The String table, usagedata_string, contains a single entry for each string representing in the what, kind, bundleId, bundleVersion, and description fields of a Record table.

You can use a join to denormalize the data. For example:

select 
    r.id, w.string as what, k.string as kind, 
    bi.string as bundleId, bv.string as bundleVersion, 
    d.string as description, from_unixtime(r.time/1000) as time 
  from 
    usagedata_record_monthly_200901 as r 
    join usagedata_string as w on (r.what=w.id) 
    join usagedata_string as k on (r.kind=k.id) 
    join usagedata_string as bi on (r.bundleId=bi.id) 
    join usagedata_string as bv on (r.bundleVersion=bv.id) join usagedata_string as d on (r.description=d.id) 
  limit 10;
+----+-----------+-------------+----------------------------------------+---------------------------+----------------------------------------+---------------------+
| id | what      | kind        | bundleId                               | bundleVersion             | description                            | time                |
+----+-----------+-------------+----------------------------------------+---------------------------+----------------------------------------+---------------------+
|  1 | activated | perspective | org.eclipse.jst.j2ee.ui                |                           | org.eclipse.jst.j2ee.J2EEPerspective   | 2008-10-16 12:59:38 | 
|  2 | started   | bundle      | org.eclipse.osgi                       | 3.4.2.R34x_v20080826-1230 | org.eclipse.osgi                       | 2008-10-16 12:59:38 | 
|  3 | started   | bundle      | org.eclipse.equinox.simpleconfigurator | 1.0.0.v20080604           | org.eclipse.equinox.simpleconfigurator | 2008-10-16 12:59:38 | 
|  4 | started   | bundle      | org.eclipse.core.contenttype           | 3.3.0.v20080604-1400      | org.eclipse.core.contenttype           | 2008-10-16 12:59:38 | 
|  5 | started   | bundle      | org.eclipse.core.databinding           | 1.1.1.M20080827-0800b     | org.eclipse.core.databinding           | 2008-10-16 12:59:38 | 
|  6 | started   | bundle      | org.eclipse.core.expressions           | 3.4.0.v20080603-2000      | org.eclipse.core.expressions           | 2008-10-16 12:59:38 | 
|  7 | started   | bundle      | org.eclipse.core.filebuffers           | 3.4.0.v20080603-2000      | org.eclipse.core.filebuffers           | 2008-10-16 12:59:38 | 
|  8 | started   | bundle      | org.eclipse.core.filesystem            | 1.2.0.v20080604-1400      | org.eclipse.core.filesystem            | 2008-10-16 12:59:38 | 
|  9 | started   | bundle      | org.eclipse.core.jobs                  | 3.4.0.v20080512           | org.eclipse.core.jobs                  | 2008-10-16 12:59:38 | 
| 10 | started   | bundle      | org.eclipse.core.net                   | 1.1.0.I20080604           | org.eclipse.core.net                   | 2008-10-16 12:59:38 | 
+----+-----------+-------------+----------------------------------------+---------------------------+----------------------------------------+---------------------+


Table Description

New strings are added to this table as they are encountered. All entries in this table should be unique.

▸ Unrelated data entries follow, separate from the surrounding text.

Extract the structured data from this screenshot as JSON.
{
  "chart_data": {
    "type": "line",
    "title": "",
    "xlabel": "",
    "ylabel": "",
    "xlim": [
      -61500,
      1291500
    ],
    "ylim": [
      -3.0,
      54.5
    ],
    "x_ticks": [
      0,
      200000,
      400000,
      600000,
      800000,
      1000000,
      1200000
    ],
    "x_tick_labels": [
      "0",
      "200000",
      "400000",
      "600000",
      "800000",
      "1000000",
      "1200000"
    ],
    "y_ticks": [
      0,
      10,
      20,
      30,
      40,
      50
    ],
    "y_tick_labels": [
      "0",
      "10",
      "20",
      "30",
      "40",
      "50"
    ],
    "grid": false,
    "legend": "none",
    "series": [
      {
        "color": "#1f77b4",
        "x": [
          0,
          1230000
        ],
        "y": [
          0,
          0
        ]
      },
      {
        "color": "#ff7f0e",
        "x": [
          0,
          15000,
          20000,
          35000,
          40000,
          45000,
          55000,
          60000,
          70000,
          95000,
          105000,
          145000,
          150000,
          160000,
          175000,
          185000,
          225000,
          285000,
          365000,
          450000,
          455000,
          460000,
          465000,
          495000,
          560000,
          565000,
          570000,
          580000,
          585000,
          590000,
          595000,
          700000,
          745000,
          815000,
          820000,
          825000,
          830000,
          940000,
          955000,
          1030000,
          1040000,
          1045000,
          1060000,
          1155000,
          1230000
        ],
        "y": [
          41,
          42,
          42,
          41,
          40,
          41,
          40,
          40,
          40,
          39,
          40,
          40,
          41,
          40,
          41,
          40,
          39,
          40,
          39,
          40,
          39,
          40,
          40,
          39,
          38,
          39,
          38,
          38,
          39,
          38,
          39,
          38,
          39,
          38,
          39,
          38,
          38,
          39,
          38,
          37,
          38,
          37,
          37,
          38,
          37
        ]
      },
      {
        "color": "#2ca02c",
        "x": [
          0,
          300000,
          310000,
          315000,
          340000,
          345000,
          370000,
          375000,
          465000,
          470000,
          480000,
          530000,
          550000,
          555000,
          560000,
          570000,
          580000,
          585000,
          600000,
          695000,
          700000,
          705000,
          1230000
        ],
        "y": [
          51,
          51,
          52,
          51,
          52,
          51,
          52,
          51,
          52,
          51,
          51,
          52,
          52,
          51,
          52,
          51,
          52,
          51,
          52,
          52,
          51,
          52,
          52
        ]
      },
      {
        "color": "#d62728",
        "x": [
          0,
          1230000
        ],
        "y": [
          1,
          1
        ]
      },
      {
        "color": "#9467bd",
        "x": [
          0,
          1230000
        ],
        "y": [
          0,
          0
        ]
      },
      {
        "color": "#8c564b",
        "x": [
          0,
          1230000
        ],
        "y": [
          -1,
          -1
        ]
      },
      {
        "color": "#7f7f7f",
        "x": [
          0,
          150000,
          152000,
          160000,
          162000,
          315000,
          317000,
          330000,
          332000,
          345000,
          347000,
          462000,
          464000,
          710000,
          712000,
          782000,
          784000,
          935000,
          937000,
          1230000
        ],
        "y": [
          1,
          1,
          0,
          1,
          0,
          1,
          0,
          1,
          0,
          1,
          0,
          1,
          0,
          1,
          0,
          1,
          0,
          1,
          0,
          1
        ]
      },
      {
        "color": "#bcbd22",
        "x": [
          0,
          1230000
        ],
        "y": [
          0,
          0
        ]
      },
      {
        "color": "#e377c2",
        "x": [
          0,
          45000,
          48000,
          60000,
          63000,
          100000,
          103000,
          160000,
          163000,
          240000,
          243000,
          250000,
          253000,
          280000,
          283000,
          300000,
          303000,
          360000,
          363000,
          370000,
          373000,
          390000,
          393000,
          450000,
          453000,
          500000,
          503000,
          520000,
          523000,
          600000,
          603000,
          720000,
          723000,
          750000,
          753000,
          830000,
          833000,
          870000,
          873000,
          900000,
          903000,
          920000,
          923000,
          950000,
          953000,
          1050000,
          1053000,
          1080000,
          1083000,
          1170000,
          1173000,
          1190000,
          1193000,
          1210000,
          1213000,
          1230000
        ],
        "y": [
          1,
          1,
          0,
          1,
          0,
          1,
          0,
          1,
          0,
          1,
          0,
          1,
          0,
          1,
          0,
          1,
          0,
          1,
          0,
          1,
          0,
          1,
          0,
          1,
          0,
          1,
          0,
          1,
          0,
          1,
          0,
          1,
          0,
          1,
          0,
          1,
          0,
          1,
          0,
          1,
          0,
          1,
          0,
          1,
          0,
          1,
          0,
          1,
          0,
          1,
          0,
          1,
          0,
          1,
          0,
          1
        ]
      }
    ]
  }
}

+--------+------------------+------+-----+---------+----------------+
| Field  | Type             | Null | Key | Default | Extra          |
+--------+------------------+------+-----+---------+----------------+
| id     | int(10) unsigned | NO   | PRI | NULL    | auto_increment | 
| string | varchar(256)     | NO   | MUL |         |                | 
+--------+------------------+------+-----+---------+----------------+

Example

+----+-----------------------------+
| id | string                      |
+----+-----------------------------+
|  1 |                             | 
|  2 | deactivated                 | 
|  3 | workbench                   | 
|  4 | org.eclipse.ui.workbench    | 
|  5 | 3.4.0.I20080205-0010        | 
|  6 | activated                   | 
|  7 | closed                      | 
|  8 | started                     | 
|  9 | bundle                      | 
| 10 | org.eclipse.core.filesystem | 
+----+-----------------------------+